Sure, most of us now rely on various digital devices to tell us the day and month, and to keep track of our engagements. But the flood of print calendar options on the market suggests that people still buy them in droves. Maybe we buy them for other people? To be sure, you can find a calendar for fans of just about anything or anyone: pugs, Twilight, Venice, “Seinfeld,” Justin Bieber.
All these commercial, pop-culture options provide stiff competition to calendars that showcase treasures in our own backyards. It must be said, though, that there are more libraries in Vermont than there are sexy teen vampires (not sure about pugs). In fact, the Green Mountain State has more public libraries per capita — 183 — than any other state. “Public libraries have been part of the American Dream for over 125 years,” writes Fiske in an intro to the calendar. She goes on to point out how the role of libraries is evolving. Yet while the public expects more high-tech amenities, funding keeps getting cut. “Even the best-funded libraries are restricting their budgets in recognition of taxpayers’ anxiety during the long downturn in the economy,” Fiske notes.
But this calendar is not a pity party in print. Rather, each month features a compelling photo that, suggests Kass, shows the liveliness of libraries. “Each library has its own personality,” she says. The St. Johnsbury Athenaeum is one of the state’s most beautiful buildings, period. Duback chose an interior aerial perspective, from a second-floor walkway, for his shot of a local knitters’ group gathered around a wooden table. Shot from outside in early evening, the Rutland Free Library casts a warm glow that makes the stately antebellum federal building look inviting — even the alleged resident ghost is considered friendly.

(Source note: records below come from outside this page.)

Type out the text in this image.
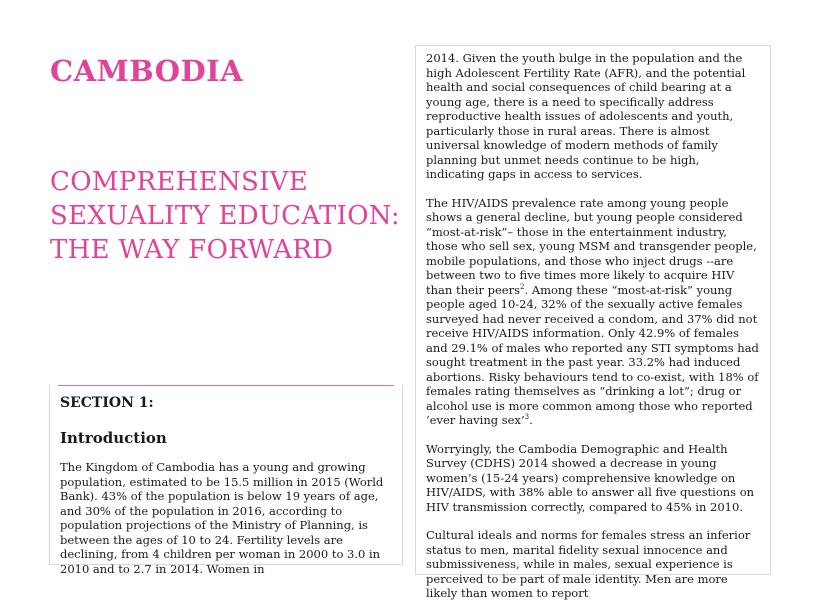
CAMBODIA
COMPREHENSIVE
SEXUALITY EDUCATION:
THE WAY FORWARD
SECTION 1:
Introduction
The Kingdom of Cambodia has a young and growing population, estimated to be 15.5 million in 2015 (World Bank). 43% of the population is below 19 years of age, and 30% of the population in 2016, according to population projections of the Ministry of Planning, is between the ages of 10 to 24. Fertility levels are declining, from 4 children per woman in 2000 to 3.0 in 2010 and to 2.7 in 2014. Women in

2014. Given the youth bulge in the population and the high Adolescent Fertility Rate (AFR), and the potential health and social consequences of child bearing at a young age, there is a need to specifically address reproductive health issues of adolescents and youth, particularly those in rural areas. There is almost universal knowledge of modern methods of family planning but unmet needs continue to be high, indicating gaps in access to services.

The HIV/AIDS prevalence rate among young people shows a general decline, but young people considered “most-at-risk”– those in the entertainment industry, those who sell sex, young MSM and transgender people, mobile populations, and those who inject drugs --are between two to five times more likely to acquire HIV than their peers$^2$. Among these “most-at-risk” young people aged 10-24, 32% of the sexually active females surveyed had never received a condom, and 37% did not receive HIV/AIDS information. Only 42.9% of females and 29.1% of males who reported any STI symptoms had sought treatment in the past year. 33.2% had induced abortions. Risky behaviours tend to co-exist, with 18% of females rating themselves as “drinking a lot”; drug or alcohol use is more common among those who reported ‘ever having sex’$^3$.

Worryingly, the Cambodia Demographic and Health Survey (CDHS) 2014 showed a decrease in young women’s (15-24 years) comprehensive knowledge on HIV/AIDS, with 38% able to answer all five questions on HIV transmission correctly, compared to 45% in 2010.

Cultural ideals and norms for females stress an inferior status to men, marital fidelity sexual innocence and submissiveness, while in males, sexual experience is perceived to be part of male identity. Men are more likely than women to report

Williston writer Stamper chose anecdotes about each library that convey its uniqueness. For example, when the Lincoln Library (December 2011) was flooded — not during Irene, but in 1998 — local literary luminary Chris Bohjalian wrote about the town’s plight. In response, total strangers sent the library more than 14,000 books from as far away as New Zealand.
The demure South Londonderry Free Library is a former home, with a broad veranda. Indeed, Stamper writes, local residents call it the “house of books.” The library owns a collection of rare glass-plate photos from the early 1900s, and even has an organ. The Rochester Public Library, built in 1849 as a Unitarian Universalist Church, boasts stained-glass windows and patronage that exceeds the population of the town.
Rochester, of course, was hit hard — and isolated for days — by Tropical Storm Irene. Kass contributes a note on the calendar’s opening page about how library director Jeannette Bair held “rolling story hours” to assist families with young children. After the power returned, the library kept extended hours so that residents could access the internet.
You’ll not find such stories — or pictures of beloved Vermont institutions — on a Hello Kitty calendar.